Insertion of isocyanides into group 4 metal-carbon and metal-nitrogen bonds. Syntheses and DFT calculations

The reactions of [Ti(eta(5)-Ind)(NMe2)(2)Me], [Ti(eta(5)-Ind)(NMe2)Cl-2], and [Zr(eta(5)-Ind)(NMe2)(2)Cl] with 2,6-dimethylphenyl isocyanide (CN(2,6-Me2Ph)) and tert-butyl isocyanide (CN-t-Bu) have been investigated. For the first complex, insertion occurs exclusively into the Ti-C bond to give [Ti(eta(5)-Ind)(NMe2)(2){C(Me)=N-t-Bu}] (1), which, according to DFT results, is due to the weakness of the Ti-CH3 bond when compared to Ti-NR2. [Ti(eta(5)-Ind)(NMe2)Cl-2] was found to react with 1 equiv of CN(2,6-Me2Ph) to yield [Ti(eta(5)-Ind){C(NMe2)=N(2,6-Me2Ph)}Cl-2] (2). Two equivalents of 2,6-dimethylphenyl isocyanide reacts with [Zr(eta(5)-Ind)(NMe2)(2)Cl] to give the double insertion compound [Zr(eta(5)-Ind){C(NMe2)=N(2,6-Me2Ph)}(2)Cl] (3). The same reaction performed with CN-t-Bu proceeds slowly and enabled the characterization, by NMR, of [Zr(eta(5)-Ind)(NMe2){C(NMe2)=N-t-Bu}Cl] (4) and [Zr(eta(5)-Ind){C(NMe2)=N-t-Bu}(2)Cl] (5). The molecular structures of 2 and 3 have been determined by X-ray diffraction.
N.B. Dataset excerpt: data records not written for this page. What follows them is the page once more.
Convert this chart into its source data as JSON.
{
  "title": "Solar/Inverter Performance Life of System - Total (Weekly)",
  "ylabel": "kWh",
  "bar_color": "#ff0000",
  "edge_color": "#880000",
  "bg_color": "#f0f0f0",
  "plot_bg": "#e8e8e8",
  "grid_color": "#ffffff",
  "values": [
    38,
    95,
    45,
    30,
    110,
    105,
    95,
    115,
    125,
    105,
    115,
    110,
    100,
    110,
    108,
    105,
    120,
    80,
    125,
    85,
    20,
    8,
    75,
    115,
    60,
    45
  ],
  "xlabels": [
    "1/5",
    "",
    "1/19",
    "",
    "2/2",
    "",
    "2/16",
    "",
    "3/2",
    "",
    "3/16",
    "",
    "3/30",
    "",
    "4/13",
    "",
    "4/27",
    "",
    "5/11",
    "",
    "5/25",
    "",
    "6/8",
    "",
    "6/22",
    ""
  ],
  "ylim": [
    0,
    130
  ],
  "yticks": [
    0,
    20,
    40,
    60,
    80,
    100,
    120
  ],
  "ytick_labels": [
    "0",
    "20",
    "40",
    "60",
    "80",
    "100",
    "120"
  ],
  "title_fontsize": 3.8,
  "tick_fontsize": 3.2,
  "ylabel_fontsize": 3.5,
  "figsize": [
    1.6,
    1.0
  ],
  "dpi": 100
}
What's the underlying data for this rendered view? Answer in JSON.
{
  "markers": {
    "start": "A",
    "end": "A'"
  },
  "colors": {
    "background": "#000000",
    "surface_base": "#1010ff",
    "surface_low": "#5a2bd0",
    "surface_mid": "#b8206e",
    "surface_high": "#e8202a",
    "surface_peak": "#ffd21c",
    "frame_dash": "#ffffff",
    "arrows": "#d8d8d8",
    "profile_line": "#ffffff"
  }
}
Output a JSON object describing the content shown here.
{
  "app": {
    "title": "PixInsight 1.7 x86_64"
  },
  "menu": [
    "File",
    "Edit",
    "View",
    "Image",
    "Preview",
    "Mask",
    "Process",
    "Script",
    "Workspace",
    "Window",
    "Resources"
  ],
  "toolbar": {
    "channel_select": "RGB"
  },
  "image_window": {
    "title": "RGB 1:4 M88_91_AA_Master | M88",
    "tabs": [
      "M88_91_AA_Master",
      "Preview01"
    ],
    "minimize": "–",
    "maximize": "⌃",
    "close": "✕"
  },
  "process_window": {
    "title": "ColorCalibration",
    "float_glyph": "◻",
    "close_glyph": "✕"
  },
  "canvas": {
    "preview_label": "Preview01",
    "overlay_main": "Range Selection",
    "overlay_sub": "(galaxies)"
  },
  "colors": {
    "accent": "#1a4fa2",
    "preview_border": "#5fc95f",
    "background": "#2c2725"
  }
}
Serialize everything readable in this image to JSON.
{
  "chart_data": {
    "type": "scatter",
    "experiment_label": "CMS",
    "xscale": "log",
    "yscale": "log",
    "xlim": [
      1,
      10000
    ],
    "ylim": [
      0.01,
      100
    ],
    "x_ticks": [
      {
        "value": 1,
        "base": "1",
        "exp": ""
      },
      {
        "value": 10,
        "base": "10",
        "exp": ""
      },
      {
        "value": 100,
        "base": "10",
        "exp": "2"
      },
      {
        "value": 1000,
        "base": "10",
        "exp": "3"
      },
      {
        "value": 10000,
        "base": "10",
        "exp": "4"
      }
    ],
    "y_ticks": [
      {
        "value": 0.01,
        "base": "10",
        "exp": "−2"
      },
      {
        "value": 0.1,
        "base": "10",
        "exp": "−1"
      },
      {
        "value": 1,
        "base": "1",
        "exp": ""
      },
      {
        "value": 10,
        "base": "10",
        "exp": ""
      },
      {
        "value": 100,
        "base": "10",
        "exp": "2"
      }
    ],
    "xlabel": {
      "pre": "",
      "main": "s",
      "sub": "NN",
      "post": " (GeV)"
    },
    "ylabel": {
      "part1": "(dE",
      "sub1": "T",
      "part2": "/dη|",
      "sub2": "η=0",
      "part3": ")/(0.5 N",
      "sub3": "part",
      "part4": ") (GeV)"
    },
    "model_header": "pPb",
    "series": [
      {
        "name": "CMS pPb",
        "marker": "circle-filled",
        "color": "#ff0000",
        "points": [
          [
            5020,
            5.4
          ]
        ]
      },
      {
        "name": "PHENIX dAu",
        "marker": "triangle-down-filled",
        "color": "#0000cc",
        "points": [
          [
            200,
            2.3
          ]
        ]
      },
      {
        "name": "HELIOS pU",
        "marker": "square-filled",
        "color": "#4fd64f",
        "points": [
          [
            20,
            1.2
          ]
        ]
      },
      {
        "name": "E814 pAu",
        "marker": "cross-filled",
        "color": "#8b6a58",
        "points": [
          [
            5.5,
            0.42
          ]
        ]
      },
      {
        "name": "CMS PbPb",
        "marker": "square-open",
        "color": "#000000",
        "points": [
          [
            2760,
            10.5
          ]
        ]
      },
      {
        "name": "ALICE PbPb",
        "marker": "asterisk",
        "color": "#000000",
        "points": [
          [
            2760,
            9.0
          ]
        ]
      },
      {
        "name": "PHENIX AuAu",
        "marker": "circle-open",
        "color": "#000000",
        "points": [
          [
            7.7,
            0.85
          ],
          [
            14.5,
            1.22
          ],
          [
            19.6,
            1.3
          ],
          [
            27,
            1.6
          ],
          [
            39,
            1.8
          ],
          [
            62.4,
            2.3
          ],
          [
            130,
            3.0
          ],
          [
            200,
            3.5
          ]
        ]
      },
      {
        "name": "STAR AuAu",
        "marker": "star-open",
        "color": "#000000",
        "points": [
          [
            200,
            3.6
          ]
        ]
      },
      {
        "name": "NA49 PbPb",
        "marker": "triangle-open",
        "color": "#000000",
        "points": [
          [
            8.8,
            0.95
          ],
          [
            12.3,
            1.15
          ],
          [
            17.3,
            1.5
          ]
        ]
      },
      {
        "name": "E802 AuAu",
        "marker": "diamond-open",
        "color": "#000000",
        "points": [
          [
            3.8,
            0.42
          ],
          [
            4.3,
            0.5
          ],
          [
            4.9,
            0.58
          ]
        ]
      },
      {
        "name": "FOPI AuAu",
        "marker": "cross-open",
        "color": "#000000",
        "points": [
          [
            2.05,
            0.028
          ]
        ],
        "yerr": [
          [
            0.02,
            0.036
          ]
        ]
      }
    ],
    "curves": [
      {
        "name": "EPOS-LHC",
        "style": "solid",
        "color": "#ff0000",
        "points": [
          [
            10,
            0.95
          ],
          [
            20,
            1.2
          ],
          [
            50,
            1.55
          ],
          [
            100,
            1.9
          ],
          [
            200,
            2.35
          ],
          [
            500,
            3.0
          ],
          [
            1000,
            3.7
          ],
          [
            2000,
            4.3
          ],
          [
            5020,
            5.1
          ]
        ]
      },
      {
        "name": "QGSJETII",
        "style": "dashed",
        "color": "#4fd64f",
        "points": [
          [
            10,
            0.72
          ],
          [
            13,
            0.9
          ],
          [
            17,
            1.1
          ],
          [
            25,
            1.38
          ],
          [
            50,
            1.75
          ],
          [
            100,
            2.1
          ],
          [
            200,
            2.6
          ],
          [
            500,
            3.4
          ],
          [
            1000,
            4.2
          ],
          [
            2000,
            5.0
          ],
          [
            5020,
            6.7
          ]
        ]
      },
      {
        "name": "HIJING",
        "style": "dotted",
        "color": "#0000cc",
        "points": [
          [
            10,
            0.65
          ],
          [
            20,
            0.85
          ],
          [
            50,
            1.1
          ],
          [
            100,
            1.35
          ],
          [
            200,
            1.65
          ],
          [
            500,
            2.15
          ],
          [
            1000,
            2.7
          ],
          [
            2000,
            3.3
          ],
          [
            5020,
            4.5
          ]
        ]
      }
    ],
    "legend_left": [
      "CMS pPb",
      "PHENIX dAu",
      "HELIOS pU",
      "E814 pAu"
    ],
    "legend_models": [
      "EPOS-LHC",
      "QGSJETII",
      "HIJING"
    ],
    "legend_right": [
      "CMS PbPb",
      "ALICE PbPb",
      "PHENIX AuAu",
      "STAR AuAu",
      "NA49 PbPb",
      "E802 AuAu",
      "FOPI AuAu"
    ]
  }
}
DFT calculations of the insertion of CNH in the zirconium nitrogen bonds of [Zr(eta(5)-Ind)(NR2)(2)Cl] (R = H, Me) have been performed and show that the progressive stability of the insertion products accounts for the experimentally found double insertion product.